LAS VEGAS- Cisco Systems, Inc. announced updates to its Unified Computing System (UCS) and Wide Area Application Service (WAAS) at its Cisco Live event on July 13, as part of its strategy to give its data centre customers more scalability and efficiency in the cloud.
“I anticipate that we will be seeing a world of many clouds,” with opportunity for several providers in various verticals, said Lew Tucker, chief technology officer of the company’s cloud business. Cisco’s strategy to deal with this is to improve flexibility and scalability within the data centre and overall user experience, he said.
Now, the company has added new fabric interconnects to its UCS data centre infrastructure, or 48-port switches that run the UCS Manager program, a new chassis I/O module and a new virtual interface card, which will improve the scalability of UCS-based data centre, double the bandwidth to the chassis and quadruple it to the server, according to Soni Jiandani, vice-president of Cisco’s server access and virtualization business unit. “Customers do not have to deal with the complexities of multiple management domains,” with the system, she said.
“The product has done phenomenally well in the last two years,” she said.

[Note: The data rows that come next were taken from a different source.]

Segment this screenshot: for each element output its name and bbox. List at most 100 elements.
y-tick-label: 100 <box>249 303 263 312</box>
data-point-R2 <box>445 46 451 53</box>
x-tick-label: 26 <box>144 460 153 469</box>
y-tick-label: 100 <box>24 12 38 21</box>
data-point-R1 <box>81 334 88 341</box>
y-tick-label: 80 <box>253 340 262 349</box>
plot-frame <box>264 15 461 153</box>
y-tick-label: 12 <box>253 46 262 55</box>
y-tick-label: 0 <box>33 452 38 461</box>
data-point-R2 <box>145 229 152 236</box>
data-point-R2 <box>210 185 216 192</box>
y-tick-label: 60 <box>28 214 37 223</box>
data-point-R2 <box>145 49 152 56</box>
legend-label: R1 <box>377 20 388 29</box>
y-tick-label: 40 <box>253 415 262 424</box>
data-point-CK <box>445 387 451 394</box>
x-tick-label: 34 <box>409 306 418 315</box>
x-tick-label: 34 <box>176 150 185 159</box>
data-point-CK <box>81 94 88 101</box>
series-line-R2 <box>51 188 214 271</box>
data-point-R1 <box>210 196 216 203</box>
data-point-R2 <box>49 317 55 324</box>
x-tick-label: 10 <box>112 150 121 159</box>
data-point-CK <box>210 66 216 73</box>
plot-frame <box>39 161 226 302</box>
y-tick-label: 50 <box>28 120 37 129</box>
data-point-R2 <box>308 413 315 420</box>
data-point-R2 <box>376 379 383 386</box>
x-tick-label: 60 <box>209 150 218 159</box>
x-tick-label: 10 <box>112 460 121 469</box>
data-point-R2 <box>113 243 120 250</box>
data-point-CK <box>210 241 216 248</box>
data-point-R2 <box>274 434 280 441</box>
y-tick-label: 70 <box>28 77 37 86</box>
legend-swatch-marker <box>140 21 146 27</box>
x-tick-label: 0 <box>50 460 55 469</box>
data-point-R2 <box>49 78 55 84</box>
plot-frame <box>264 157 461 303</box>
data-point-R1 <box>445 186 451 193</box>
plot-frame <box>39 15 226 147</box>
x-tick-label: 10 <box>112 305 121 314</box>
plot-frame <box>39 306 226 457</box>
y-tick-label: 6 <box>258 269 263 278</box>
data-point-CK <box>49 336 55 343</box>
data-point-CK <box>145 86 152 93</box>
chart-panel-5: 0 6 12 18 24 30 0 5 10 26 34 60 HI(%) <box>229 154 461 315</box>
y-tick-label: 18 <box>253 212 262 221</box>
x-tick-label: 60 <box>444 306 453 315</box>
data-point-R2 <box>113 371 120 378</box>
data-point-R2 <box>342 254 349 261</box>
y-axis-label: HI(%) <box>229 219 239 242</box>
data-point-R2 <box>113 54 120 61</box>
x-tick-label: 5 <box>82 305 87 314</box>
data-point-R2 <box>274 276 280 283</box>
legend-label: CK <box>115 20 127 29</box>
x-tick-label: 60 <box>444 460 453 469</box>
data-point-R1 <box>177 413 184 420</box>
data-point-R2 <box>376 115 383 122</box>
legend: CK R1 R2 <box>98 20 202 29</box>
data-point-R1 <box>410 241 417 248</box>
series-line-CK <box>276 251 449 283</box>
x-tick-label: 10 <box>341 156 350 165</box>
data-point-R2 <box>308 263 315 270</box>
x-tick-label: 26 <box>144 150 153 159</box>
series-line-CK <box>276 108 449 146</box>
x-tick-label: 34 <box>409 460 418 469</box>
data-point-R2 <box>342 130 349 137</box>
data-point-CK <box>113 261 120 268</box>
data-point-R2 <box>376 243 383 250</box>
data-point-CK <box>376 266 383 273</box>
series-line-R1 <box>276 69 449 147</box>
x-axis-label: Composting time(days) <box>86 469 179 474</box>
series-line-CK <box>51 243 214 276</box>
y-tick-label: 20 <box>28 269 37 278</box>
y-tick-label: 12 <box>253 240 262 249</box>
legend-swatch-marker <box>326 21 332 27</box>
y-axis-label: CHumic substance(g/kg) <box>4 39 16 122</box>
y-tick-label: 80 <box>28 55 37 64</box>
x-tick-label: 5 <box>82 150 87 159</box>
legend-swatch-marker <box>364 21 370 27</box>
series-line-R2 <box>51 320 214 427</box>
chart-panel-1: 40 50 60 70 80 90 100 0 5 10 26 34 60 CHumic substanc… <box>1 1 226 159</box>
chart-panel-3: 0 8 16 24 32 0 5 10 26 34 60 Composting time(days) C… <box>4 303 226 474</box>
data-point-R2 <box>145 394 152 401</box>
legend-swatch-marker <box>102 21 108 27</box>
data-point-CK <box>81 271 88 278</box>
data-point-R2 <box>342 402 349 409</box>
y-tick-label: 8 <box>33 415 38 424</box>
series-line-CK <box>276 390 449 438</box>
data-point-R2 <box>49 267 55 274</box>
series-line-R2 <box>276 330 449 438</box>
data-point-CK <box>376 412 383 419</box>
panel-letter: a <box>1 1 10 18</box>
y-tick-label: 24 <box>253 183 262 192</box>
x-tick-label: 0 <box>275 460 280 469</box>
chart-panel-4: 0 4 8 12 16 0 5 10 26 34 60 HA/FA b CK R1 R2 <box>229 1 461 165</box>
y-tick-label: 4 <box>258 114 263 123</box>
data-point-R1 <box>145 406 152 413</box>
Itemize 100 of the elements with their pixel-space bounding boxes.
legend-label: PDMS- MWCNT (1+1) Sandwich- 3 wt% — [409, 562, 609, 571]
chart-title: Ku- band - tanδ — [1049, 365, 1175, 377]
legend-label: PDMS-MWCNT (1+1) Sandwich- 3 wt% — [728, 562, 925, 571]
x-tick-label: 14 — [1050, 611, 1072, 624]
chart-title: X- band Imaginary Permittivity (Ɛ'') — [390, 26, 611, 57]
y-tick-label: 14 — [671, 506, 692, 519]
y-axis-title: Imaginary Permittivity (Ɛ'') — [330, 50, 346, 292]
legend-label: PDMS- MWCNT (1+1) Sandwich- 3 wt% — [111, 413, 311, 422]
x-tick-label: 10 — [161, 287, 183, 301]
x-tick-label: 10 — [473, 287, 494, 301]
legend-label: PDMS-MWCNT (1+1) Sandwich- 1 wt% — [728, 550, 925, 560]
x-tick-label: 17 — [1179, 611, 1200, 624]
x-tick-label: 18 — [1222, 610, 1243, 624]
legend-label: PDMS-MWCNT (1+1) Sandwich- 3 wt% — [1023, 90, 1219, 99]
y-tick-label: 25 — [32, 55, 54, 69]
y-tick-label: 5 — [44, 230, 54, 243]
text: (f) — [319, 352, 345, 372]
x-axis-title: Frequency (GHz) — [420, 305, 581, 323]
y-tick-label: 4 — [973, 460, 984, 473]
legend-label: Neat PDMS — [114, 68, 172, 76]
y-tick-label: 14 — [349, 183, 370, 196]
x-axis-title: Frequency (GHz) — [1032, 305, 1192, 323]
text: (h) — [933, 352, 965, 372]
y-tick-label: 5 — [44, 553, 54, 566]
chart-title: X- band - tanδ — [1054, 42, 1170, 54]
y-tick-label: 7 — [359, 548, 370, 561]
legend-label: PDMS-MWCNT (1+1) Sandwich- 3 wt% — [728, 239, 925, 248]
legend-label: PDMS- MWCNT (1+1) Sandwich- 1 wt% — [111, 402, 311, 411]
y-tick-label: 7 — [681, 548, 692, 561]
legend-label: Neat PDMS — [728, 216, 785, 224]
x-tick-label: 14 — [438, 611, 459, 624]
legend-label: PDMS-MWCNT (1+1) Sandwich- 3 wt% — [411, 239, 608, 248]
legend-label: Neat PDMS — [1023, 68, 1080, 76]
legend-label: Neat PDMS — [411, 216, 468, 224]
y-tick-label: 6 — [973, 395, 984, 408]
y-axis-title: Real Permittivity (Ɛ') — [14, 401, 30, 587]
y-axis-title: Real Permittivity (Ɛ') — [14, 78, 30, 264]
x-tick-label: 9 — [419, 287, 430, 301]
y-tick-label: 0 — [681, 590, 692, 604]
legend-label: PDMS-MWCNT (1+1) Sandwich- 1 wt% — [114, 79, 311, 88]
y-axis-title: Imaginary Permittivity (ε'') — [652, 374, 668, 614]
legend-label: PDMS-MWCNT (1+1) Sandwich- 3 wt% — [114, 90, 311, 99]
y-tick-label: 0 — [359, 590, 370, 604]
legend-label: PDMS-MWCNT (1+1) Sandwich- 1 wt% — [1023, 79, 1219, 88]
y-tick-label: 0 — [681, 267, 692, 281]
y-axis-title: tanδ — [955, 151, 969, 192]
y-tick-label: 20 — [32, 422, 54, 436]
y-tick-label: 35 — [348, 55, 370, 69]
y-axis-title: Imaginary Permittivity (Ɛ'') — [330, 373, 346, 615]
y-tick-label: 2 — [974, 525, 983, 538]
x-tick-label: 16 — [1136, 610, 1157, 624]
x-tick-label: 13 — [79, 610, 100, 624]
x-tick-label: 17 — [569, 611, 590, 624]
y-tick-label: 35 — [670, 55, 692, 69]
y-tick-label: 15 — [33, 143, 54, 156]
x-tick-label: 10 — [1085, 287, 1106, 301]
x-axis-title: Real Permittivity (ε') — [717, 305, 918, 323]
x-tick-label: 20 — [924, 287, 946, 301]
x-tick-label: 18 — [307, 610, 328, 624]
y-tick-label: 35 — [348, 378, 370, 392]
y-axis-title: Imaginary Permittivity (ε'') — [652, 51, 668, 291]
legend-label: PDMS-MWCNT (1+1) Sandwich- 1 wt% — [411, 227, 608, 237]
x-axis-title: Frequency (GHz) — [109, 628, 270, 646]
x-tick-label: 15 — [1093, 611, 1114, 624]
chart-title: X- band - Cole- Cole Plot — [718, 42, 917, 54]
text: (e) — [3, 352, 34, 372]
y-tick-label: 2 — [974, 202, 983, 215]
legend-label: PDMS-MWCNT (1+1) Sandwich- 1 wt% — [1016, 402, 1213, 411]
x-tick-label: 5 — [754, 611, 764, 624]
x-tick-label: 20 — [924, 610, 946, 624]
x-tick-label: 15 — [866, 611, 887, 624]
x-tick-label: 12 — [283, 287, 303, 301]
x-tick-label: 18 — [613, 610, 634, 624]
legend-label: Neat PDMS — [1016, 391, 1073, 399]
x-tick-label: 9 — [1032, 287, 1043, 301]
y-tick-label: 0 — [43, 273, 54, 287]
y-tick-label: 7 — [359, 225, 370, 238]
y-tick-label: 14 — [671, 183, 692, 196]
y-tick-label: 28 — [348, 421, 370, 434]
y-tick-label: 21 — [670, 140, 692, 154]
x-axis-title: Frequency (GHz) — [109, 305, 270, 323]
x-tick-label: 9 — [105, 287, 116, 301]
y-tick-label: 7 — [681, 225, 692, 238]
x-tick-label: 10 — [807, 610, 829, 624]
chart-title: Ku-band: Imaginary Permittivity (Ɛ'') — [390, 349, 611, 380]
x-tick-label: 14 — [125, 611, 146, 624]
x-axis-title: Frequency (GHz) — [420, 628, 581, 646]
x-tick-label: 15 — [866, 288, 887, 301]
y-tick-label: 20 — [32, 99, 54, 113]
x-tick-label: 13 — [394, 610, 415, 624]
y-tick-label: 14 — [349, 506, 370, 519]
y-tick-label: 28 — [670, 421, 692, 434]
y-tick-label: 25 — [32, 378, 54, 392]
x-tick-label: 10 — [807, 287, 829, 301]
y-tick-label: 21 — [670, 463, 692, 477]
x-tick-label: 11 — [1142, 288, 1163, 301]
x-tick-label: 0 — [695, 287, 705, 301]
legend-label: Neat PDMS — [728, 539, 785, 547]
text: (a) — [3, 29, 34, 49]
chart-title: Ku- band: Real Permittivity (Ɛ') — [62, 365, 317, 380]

UCS currently has more than 5,400 customers worldwide and is adding about 1000 more every quarter and the company currently holds second highest market share for x86 blades, and is third in the world, Jiandani said. Many of its current customers used to use HP servers, she added.
Cisco has also added what it calls the industry’s first context-aware data redundancy elimination (DRE) software to its WAAS WAN optimization product line, which will manage bandwidth more efficiently, the company argues. A WAAS Central Manager, where network administrators can manage up to 2000 WAAS instances from a single interface and the Application Performance Manager allow for better visibility into application performance. The overall goal is to allow for a better user experience with applications like video, a major priority for Cisco.
Among enterprises, attitudes toward the cloud are still varied, as the curve is similar to attitudes toward new consumer technology as well, from early adopters to those who follow the trend later, according to Dave Frampton, vice-president of Cisco’s application delivery business unit. “We interact with customers at all those levels,” he said, but added that the desire for cloud adoption has increased within the last year.
“We’re in a unique position to pull together the assets in the network to solve some compelling business problems that occur when you move to cloud,” Frampton said.
“I see a layer of value being created,” for partners, he said. These new additions to the company’s networking infrastructure provide an opportunity for partners to differentiate, he added. The changes made to the UCS and the cloud direction that Cisco is taking another way that the company is aiming to help its partners become business consultants and not just providers of technology alone, he said.
“I think you’ll find a number of customers building the foundation,” he said. “We’re building the foundation for the migration to cloud.”